I’m taking CoDesign this semester finally – I tried to take it last year, but couldn’t because of the schedule conflict – now with more knowledge and interest in media issues after taking Intro to Civic Media with Sasha last semester. I have been an active member in D-lab (a program dedicated for designing appropriate technologies for developing countries), and also leading a community project in Japan for more than a year now, and I’m hoping to utilize the skill I get in CoDesign for both the project and my contribution in D-lab. I’m interested in finding an intersection what kind of media use would be possible in communities with little experience in media. It would be great to see the examples of empowerment and education as well. I’m also interested in seeing how hardware projects can empower people to fight against surveillance and for their own privacy and freedom – interesting exploration can happen in urban communities, I think.

 

Reading through The Day We Fight Back gave me a chance to read more about Aaron Swartz – since there is so much information about this issue, I couldn’t internalize everything but gained more understanding than before for sure.
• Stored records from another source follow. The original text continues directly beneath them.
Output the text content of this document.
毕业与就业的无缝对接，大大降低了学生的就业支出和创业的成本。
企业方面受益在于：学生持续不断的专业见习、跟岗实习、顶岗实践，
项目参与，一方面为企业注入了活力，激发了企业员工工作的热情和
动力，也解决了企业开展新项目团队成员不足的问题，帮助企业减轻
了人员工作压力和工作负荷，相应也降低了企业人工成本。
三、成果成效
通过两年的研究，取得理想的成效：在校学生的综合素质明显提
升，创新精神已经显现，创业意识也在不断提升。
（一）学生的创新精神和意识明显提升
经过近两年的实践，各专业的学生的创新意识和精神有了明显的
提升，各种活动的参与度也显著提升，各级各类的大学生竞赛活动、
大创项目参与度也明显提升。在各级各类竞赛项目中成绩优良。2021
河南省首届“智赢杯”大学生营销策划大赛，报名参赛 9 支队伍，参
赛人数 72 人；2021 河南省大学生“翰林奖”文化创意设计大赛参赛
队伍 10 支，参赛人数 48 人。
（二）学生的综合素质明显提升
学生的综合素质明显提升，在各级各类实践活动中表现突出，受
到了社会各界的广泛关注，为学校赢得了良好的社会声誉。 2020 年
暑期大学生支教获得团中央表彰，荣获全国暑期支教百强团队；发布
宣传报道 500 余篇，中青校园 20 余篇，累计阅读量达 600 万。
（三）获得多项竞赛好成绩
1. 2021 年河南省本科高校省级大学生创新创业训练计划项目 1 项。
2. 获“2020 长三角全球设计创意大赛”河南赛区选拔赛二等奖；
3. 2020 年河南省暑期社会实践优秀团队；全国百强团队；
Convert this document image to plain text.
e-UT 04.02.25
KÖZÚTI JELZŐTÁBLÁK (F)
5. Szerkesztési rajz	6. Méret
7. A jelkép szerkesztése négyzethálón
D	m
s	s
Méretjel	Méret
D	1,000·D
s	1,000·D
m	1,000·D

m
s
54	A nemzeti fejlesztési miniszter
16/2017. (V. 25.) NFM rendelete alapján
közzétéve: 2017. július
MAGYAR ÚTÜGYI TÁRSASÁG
I was browsing through the Twitter #DayWeFightBack which remained very active even until 11PM of the day. I also watched multiple videos uploaded on YouTube today – wow so many – and I finally realized that it is actually happening widely around the Internet. It was good to see some people in protest in videos – my favorite one is this one, where a guy with hand-made “NSA camera” keeps appearing while others are giving a speech. haha

 

However, it is a bit sad that I didn’t hear anyone I met today talking about this movement at MIT which is relatively an Internet-heavy community, and where Aaron Swartz studied. Tech released today was not covering that as well. Though the movement is a big issue among Internet activists, the event may not be very effectively participatory for the others.

 

Lastly, here‘s something I found that would be a nice thing to have done last weekend to prepare for The Day We Fight Back –  DIY projects to fight for online privacy. People would keep finding these solutions no matter how much the government tries to oppress them – I feel like I found some hope.